Le Comité des organisations professionnelles agricoles de l'Union européenne (Copa) et la Confédération générale des coopératives agricoles de l’UE (Cogeca) ont dénoncé, vendredi 23 février, « l’avalanche de normes et de directives » qui s’abattent sur les épaules des agriculteurs de l’UE.
Christiane Lambert, la présidente du Copa, a dit espérer que le travail de simplification des règles de la politique agricole commune qui a été lancé par la Commission européenne débouchera sur des résultats concrets. Les ministres de l’Agriculture doivent simplifier un certain nombre de choses, a-t-elle dit avant le Conseil 'Agriculture' de lundi 26 février, qui traitera de ce sujet (EUROPE 13356/3, 13356/4).
La nouvelle PAC, applicable depuis le 1er janvier 2023, prévoit de retirer 25% des soutiens des agriculteurs en raison des règles sur les écorégimes (programmes écologiques) alors que, dans certains pays, des agriculteurs n’arrivent pas à remplir ces conditions et perdent ainsi une partie de leurs aides directes, a expliqué Mme Lambert.
Des évènements climatiques compliquent dans certains pays le respect des dates administratives de semis, de récoltes ou de couverture végétale du sol. Ces agriculteurs risquent des sanctions, par exemple en cas d’inondation.
Lennart Nilsson, le président de la Cogeca, a salué le fait que la Commission ait décidé d’agir sur le sujet de la simplification. « Nous avons besoin de réponses rapides pour savoir comment planter », a-t-il mis en garde.
Christiane Lambert a reproché à la Commission européenne de vouloir passer en force en voulant imposer les textes découlant de la stratégie 'de la ferme à la table' sans tenir compte des crises (Covid-19, guerre en Ukraine, climat).
Le Copa-Cogeca remettra lundi une lettre ouverte à la présidente de la Commission européenne, Ursula von der Leyen, contenant les revendications des agriculteurs de l’UE.
M. Nilsson a déclaré que le Copa-Cocega publiera dans les prochaines semaines des propositions sur l'avenir de la PAC : l'agriculture est un secteur stratégique, il faudra moins de législations (et des études d'impact au préalable) et davantage de discussions ; la politique commerciale doit être cohérente avec les normes imposées dans l'UE et le prochain commissaire européen à l'Agriculture devrait aussi être vice-président de la Commission, a ainsi résumé M. Nilsson.
« Nous avons changé de paradigme » sur les produits ukrainiens. Christiane Lambert a rappelé que l’Ukraine était un très grand pays agricole (superficies de la France et de l’Allemagne réunies) et que les produits ukrainiens stagnent dans les pays frontaliers et font tomber les cours. Les agriculteurs polonais, roumains, hongrois et bulgares nous ont fait part de leur détresse, en raison d’un blé à 120 euros par tonne.

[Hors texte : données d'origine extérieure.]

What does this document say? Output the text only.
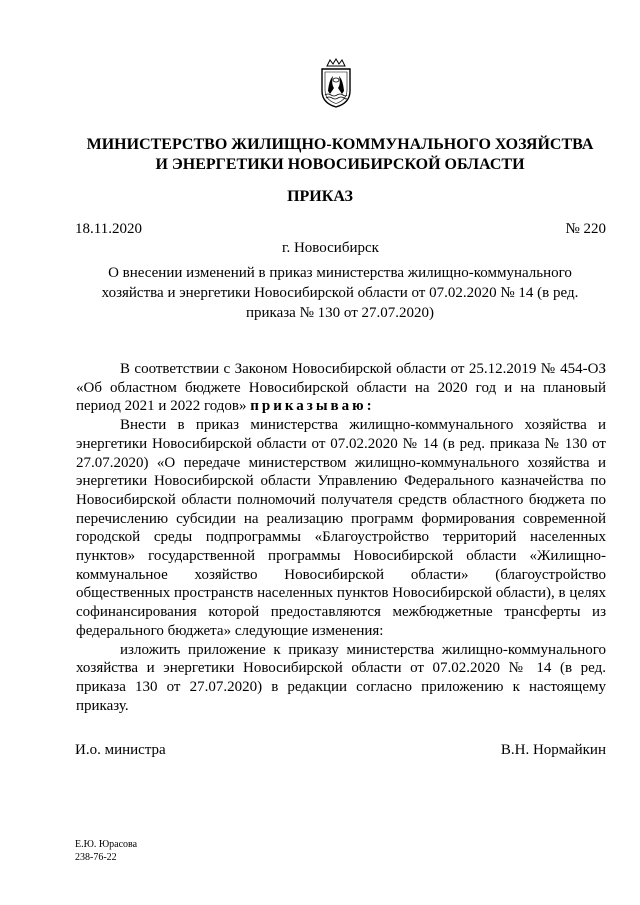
МИНИСТЕРСТВО ЖИЛИЩНО-КОММУНАЛЬНОГО ХОЗЯЙСТВА
И ЭНЕРГЕТИКИ НОВОСИБИРСКОЙ ОБЛАСТИ
ПРИКАЗ
18.11.2020	№ 220
г. Новосибирск
О внесении изменений в приказ министерства жилищно-коммунального хозяйства и энергетики Новосибирской области от 07.02.2020 № 14 (в ред. приказа № 130 от 27.07.2020)

В соответствии с Законом Новосибирской области от 25.12.2019 № 454-ОЗ «Об областном бюджете Новосибирской области на 2020 год и на плановый период 2021 и 2022 годов» приказываю:

Внести в приказ министерства жилищно-коммунального хозяйства и энергетики Новосибирской области от 07.02.2020 № 14 (в ред. приказа № 130 от 27.07.2020) «О передаче министерством жилищно-коммунального хозяйства и энергетики Новосибирской области Управлению Федерального казначейства по Новосибирской области полномочий получателя средств областного бюджета по перечислению субсидии на реализацию программ формирования современной городской среды подпрограммы «Благоустройство территорий населенных пунктов» государственной программы Новосибирской области «Жилищно-коммунальное хозяйство Новосибирской области» (благоустройство общественных пространств населенных пунктов Новосибирской области), в целях софинансирования которой предоставляются межбюджетные трансферты из федерального бюджета» следующие изменения:

изложить приложение к приказу министерства жилищно-коммунального хозяйства и энергетики Новосибирской области от 07.02.2020 № 14 (в ред. приказа 130 от 27.07.2020) в редакции согласно приложению к настоящему приказу.

И.о. министра	В.Н. Нормайкин
Е.Ю. Юрасова
238-76-22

« Nous ne sommes pas d’accord avec la position du Conseil de ne considérer que la volaille, les œufs et le sucre ukrainiens et de retenir les volumes de référence de 2022/2023. Nous proposons que la référence soit 2021/2022 et que les céréales, les oléagineux et le miel soient intégrés », a précisé Mme Lambert. Elle espère que le Parlement européen corrigera le tir.

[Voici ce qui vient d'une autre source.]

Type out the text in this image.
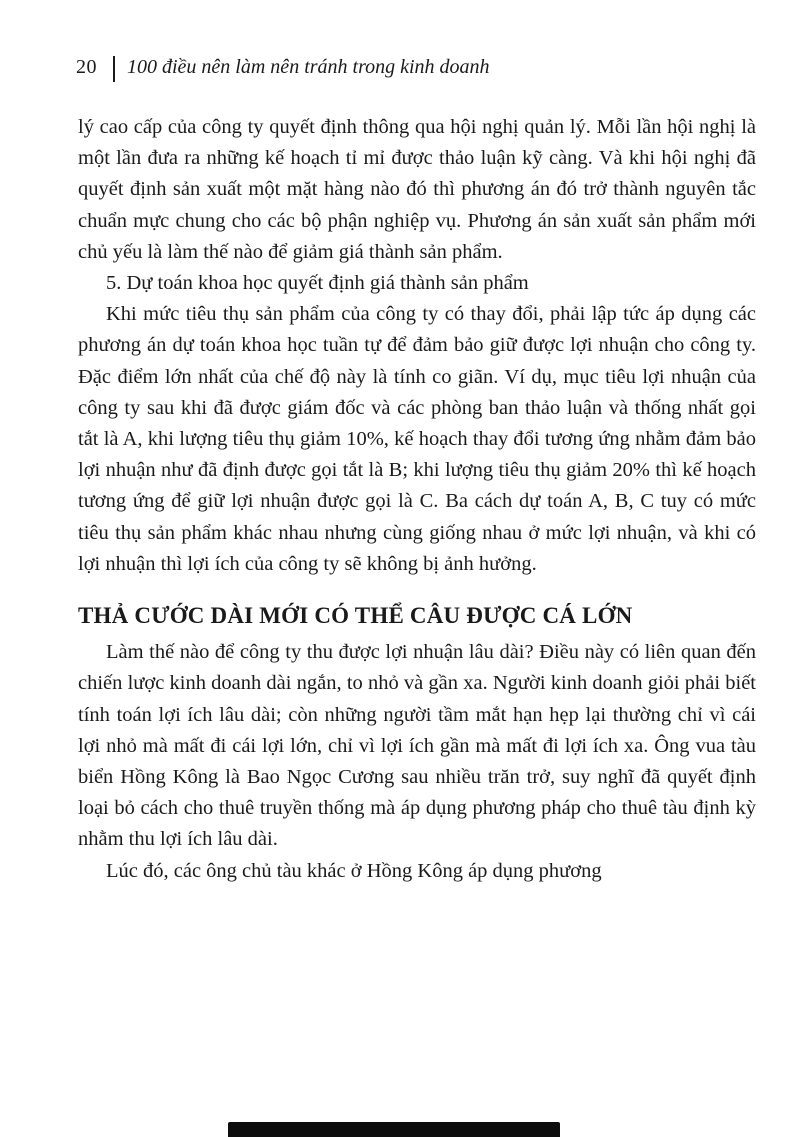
20 100 điều nên làm nên tránh trong kinh doanh

lý cao cấp của công ty quyết định thông qua hội nghị quản lý. Mỗi lần hội nghị là một lần đưa ra những kế hoạch tỉ mỉ được thảo luận kỹ càng. Và khi hội nghị đã quyết định sản xuất một mặt hàng nào đó thì phương án đó trở thành nguyên tắc chuẩn mực chung cho các bộ phận nghiệp vụ. Phương án sản xuất sản phẩm mới chủ yếu là làm thế nào để giảm giá thành sản phẩm.

5. Dự toán khoa học quyết định giá thành sản phẩm

Khi mức tiêu thụ sản phẩm của công ty có thay đổi, phải lập tức áp dụng các phương án dự toán khoa học tuần tự để đảm bảo giữ được lợi nhuận cho công ty. Đặc điểm lớn nhất của chế độ này là tính co giãn. Ví dụ, mục tiêu lợi nhuận của công ty sau khi đã được giám đốc và các phòng ban thảo luận và thống nhất gọi tắt là A, khi lượng tiêu thụ giảm 10%, kế hoạch thay đổi tương ứng nhằm đảm bảo lợi nhuận như đã định được gọi tắt là B; khi lượng tiêu thụ giảm 20% thì kế hoạch tương ứng để giữ lợi nhuận được gọi là C. Ba cách dự toán A, B, C tuy có mức tiêu thụ sản phẩm khác nhau nhưng cùng giống nhau ở mức lợi nhuận, và khi có lợi nhuận thì lợi ích của công ty sẽ không bị ảnh hưởng.

THẢ CƯỚC DÀI MỚI CÓ THỂ CÂU ĐƯỢC CÁ LỚN

Làm thế nào để công ty thu được lợi nhuận lâu dài? Điều này có liên quan đến chiến lược kinh doanh dài ngắn, to nhỏ và gần xa. Người kinh doanh giỏi phải biết tính toán lợi ích lâu dài; còn những người tầm mắt hạn hẹp lại thường chỉ vì cái lợi nhỏ mà mất đi cái lợi lớn, chỉ vì lợi ích gần mà mất đi lợi ích xa. Ông vua tàu biển Hồng Kông là Bao Ngọc Cương sau nhiều trăn trở, suy nghĩ đã quyết định loại bỏ cách cho thuê truyền thống mà áp dụng phương pháp cho thuê tàu định kỳ nhằm thu lợi ích lâu dài.

Lúc đó, các ông chủ tàu khác ở Hồng Kông áp dụng phương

« C’est parce que la Commission ne réagit pas suffisamment pour accompagner financièrement le préjudice subi en raison de l’effondrement des cours que les agriculteurs alertent par des actions », a estimé Christiane Lambert. Le Conseil de l’UE devrait dégager 500 millions ou 1 milliard d'euros pour la solidarité agricole, selon elle.

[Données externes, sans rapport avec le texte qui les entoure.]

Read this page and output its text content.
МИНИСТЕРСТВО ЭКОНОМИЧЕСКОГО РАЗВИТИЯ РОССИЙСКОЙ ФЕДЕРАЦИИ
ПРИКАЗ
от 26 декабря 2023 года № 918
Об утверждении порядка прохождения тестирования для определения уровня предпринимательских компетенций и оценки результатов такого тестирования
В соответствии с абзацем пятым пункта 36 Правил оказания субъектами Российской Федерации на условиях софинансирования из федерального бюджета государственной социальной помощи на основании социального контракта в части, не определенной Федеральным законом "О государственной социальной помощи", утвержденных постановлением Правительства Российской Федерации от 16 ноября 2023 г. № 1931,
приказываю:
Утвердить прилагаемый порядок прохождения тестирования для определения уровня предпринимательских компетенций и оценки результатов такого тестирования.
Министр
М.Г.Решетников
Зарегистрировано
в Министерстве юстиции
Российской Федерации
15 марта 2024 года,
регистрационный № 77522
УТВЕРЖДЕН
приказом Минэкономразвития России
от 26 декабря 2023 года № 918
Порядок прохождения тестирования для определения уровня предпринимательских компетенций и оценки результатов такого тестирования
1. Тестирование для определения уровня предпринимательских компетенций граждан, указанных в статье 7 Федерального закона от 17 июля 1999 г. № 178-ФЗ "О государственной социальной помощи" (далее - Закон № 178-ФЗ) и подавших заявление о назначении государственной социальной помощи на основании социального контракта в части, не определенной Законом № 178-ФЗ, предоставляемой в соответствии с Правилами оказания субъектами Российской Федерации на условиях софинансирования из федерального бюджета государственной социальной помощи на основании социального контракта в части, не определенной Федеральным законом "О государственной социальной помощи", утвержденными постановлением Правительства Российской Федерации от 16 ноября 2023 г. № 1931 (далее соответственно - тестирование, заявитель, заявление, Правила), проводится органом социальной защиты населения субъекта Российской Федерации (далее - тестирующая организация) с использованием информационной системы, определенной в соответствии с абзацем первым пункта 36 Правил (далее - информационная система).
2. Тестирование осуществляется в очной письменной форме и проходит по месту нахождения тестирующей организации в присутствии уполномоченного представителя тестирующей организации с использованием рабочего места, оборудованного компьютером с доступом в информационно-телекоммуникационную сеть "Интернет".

Clauses miroirs. L’Europe a des règles de productions très élevées. Dans les négociations commerciales avec des pays tiers, « il ne faudrait pas importer l’alimentation que nous ne voulons pas », a martelé Mme Lambert. Les agriculteurs australiens ont renoncé à réduire leur production de bovins et ovins en faisant fi des engagements climatiques, a-t-elle notamment relevé.